1 How to generate NBENCH loadfiles from a network capture trace:
3 0, start with an empty share
4 We have to start with an empty share to make sure that the responses from the server will not
5 be dependent on additional state, not described in the network trace.
8 1, start capture on server (or client) use pcap filter to reduce workload
9 [root@h01n002mz RPM]# tcpdump -n -i eth0 -s 0 -w smb.cap host 10.0.0.11 and tcp port 445
12 2, log in to the share and start doing operations
13 The operations i do are
15 2, open the share in explorer
16 3, drag a file onto the share
17 4, read the file 5 times (dragging off)
24 4, convert the captyure file to a NBENCH loadfile :
26 genloadfile.sh smb.cap >smb.loadfile
28 beware if there are any
29 Unknown command:21 1.723006 10.0.0.12 -> 10.0.0.11 SMB Query Information Disk Response
30 frame.time_relative == 1.723006000 smb.cmd == 0x80 smb.nt_status == 0x00000000
32 These means there was a SMB command that the generator didnt know how to convert yet.
33 Either delete these and repair the loadfile or enhance the generator to be able to handle this opcode.
34 This particular command listed above we can just ignore since it will not affect our i/o.
37 5, now you can hopefully run this loadfile like this :
39 smbtorture //10.0.0.12/data -UAdministrator%test01 BENCH-NBENCH --loadfile=/shared/smb.loadfile
42 Which will run 10 threads for 120 seconds, each thread running the same loadfil.
43 These threads will try to keep the same "speed" of i/o as the original trace (using the timestamps in the loadfile)
45 This will produce output something like this :
47 10 96 0.00 MB/sec execute 29 sec latency 22.72 msec
49 which tells us that there are 10 threads running. We have reached line 96 in the loadfile and we have executed for 29 seconds.
51 The latency 22.72 means that we are within 22.72ms in time compared to the timestamps in the original trace.
52 This number will usually never be 0 no matter how fast your server is since it is only an approximation.
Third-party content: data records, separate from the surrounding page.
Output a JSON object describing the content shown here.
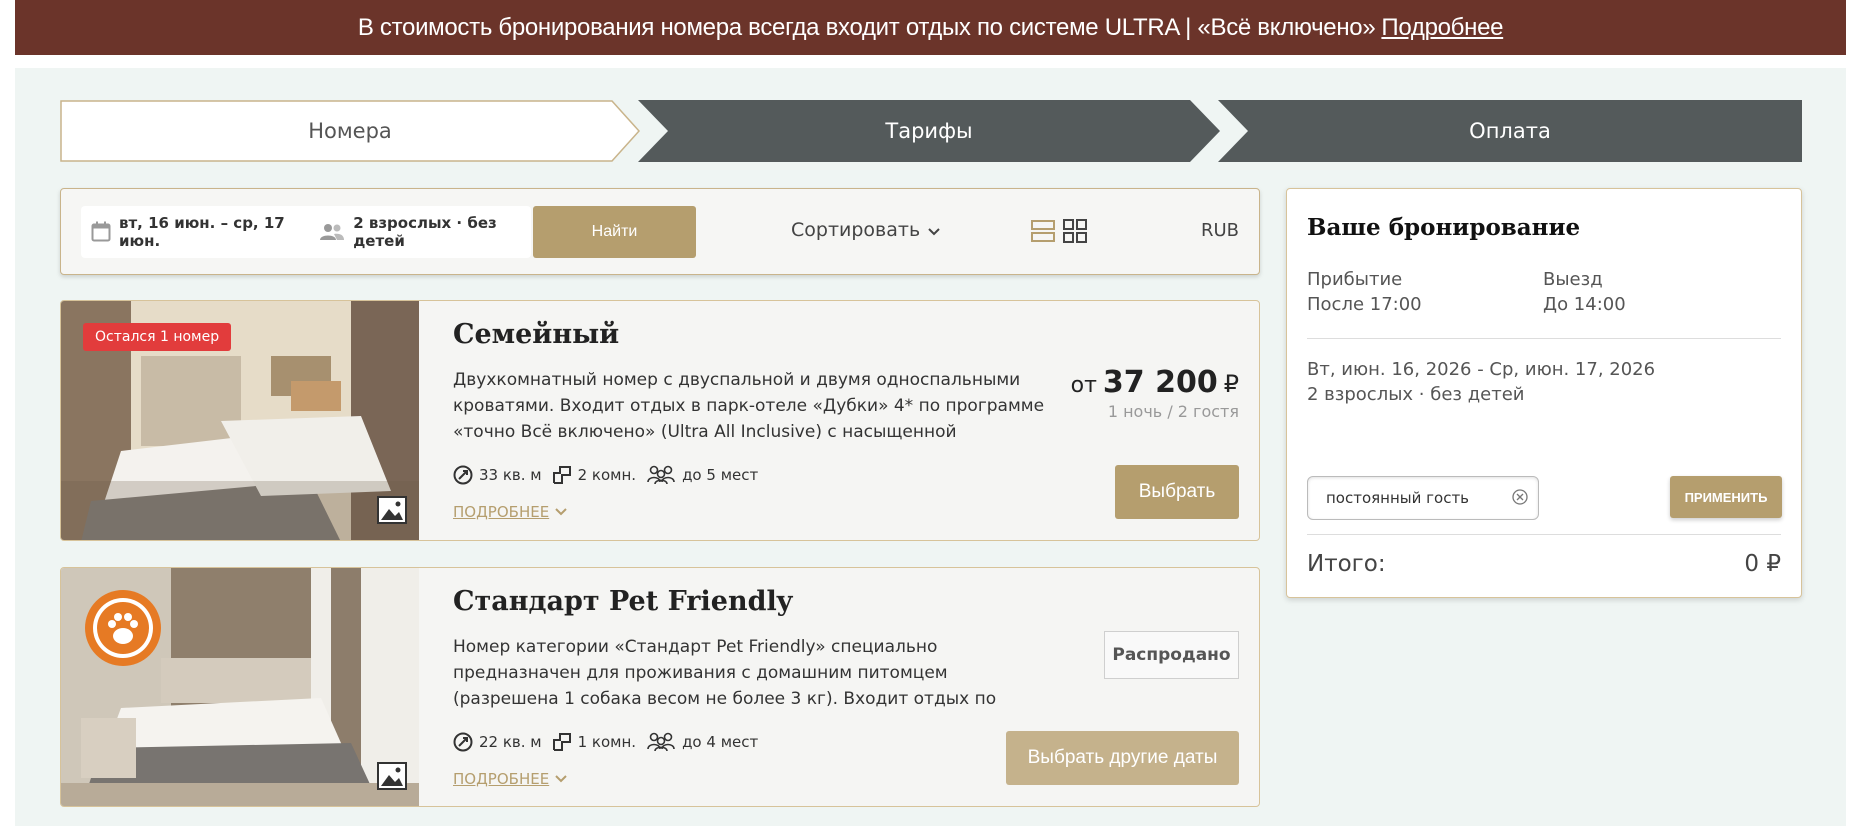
{
  "colors": {
    "brand_brown": "#6b342a",
    "gold": "#b59e6e",
    "step_dark": "#545a5b",
    "badge_red": "#e23c3c",
    "page_bg": "#eff5f3"
  },
  "banner": {
    "text": "В стоимость бронирования номера всегда входит отдых по системе ULTRA | «Всё включено»",
    "link": "Подробнее"
  },
  "steps": [
    {
      "label": "Номера",
      "active": true
    },
    {
      "label": "Тарифы",
      "active": false
    },
    {
      "label": "Оплата",
      "active": false
    }
  ],
  "search": {
    "dates": "вт, 16 июн. – ср, 17 июн.",
    "guests": "2 взрослых · без детей",
    "button": "Найти",
    "sort": "Сортировать",
    "currency": "RUB",
    "icons": [
      "calendar-icon",
      "guests-icon",
      "list-view-icon",
      "grid-view-icon",
      "chevron-down-icon"
    ]
  },
  "rooms": [
    {
      "badge": "Остался 1 номер",
      "title": "Семейный",
      "description": "Двухкомнатный номер с двуспальной и двумя односпальными кроватями. Входит отдых в парк-отеле «Дубки» 4* по программе «точно Всё включено» (Ultra All Inclusive) с насыщенной анимационной",
      "area": "33 кв. м",
      "rooms_count": "2 комн.",
      "capacity": "до 5 мест",
      "more": "ПОДРОБНЕЕ",
      "price_prefix": "от",
      "price": "37 200",
      "price_currency": "₽",
      "price_note": "1 ночь / 2 гостя",
      "button": "Выбрать"
    },
    {
      "badge_icon": "pet-friendly-paw-icon",
      "title": "Стандарт Pet Friendly",
      "description": "Номер категории «Стандарт Pet Friendly» специально предназначен для проживания с домашним питомцем (разрешена 1 собака весом не более 3 кг). Входит отдых по",
      "area": "22 кв. м",
      "rooms_count": "1 комн.",
      "capacity": "до 4 мест",
      "more": "ПОДРОБНЕЕ",
      "status": "Распродано",
      "button": "Выбрать другие даты"
    }
  ],
  "booking": {
    "title": "Ваше бронирование",
    "arrival_label": "Прибытие",
    "arrival_value": "После 17:00",
    "departure_label": "Выезд",
    "departure_value": "До 14:00",
    "dates": "Вт, июн. 16, 2026 - Ср, июн. 17, 2026",
    "guests": "2 взрослых · без детей",
    "promo_value": "постоянный гость",
    "apply": "ПРИМЕНИТЬ",
    "total_label": "Итого:",
    "total_value": "0 ₽"
  }
}
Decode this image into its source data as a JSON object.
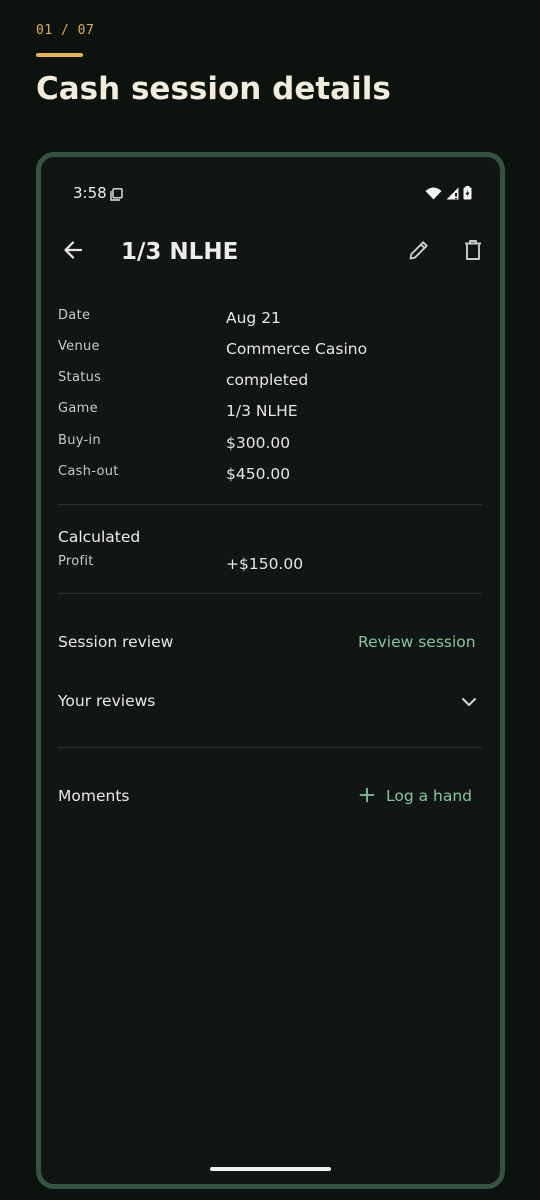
{
  "header": {
    "step": "01 / 07",
    "title": "Cash session details"
  },
  "status_bar": {
    "time": "3:58",
    "icons": [
      "sim-card-icon",
      "wifi-icon",
      "signal-icon",
      "battery-charging-icon"
    ]
  },
  "app_bar": {
    "title": "1/3 NLHE",
    "back_icon": "arrow-back-icon",
    "edit_icon": "pencil-icon",
    "delete_icon": "trash-icon"
  },
  "details": [
    {
      "label": "Date",
      "value": "Aug 21"
    },
    {
      "label": "Venue",
      "value": "Commerce Casino"
    },
    {
      "label": "Status",
      "value": "completed"
    },
    {
      "label": "Game",
      "value": "1/3 NLHE"
    },
    {
      "label": "Buy-in",
      "value": "$300.00"
    },
    {
      "label": "Cash-out",
      "value": "$450.00"
    }
  ],
  "calculated": {
    "heading": "Calculated",
    "profit_label": "Profit",
    "profit_value": "+$150.00"
  },
  "session_review": {
    "label": "Session review",
    "action": "Review session"
  },
  "your_reviews": {
    "label": "Your reviews",
    "expand_icon": "chevron-down-icon"
  },
  "moments": {
    "label": "Moments",
    "action": "Log a hand",
    "action_icon": "plus-icon"
  },
  "colors": {
    "accent_gold": "#e8b547",
    "link_green": "#82c79a",
    "frame_green": "#345440"
  }
}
54 However, it can be used to test scalability of your server
55 How high can you make --num-progs be before latency starts going above 5000ms and remain above 5000ms
57 Since each thread runs the same i/o pattern and keeps the same approximate rate as the original client
58 this tells an approximation of how many such clients in parallell your server can handle.
61 If your server is clustered like ctdb/samba you can spread the threads out and do i/o to multiple nodes
62 in the cluster in parallell using an unclist.
63 This is a file that lists the ip addresses and shares that the threads should round-robin from.
70 By specifying --unclist=unclist to smbtorture the threads will now be spread out across three nodes.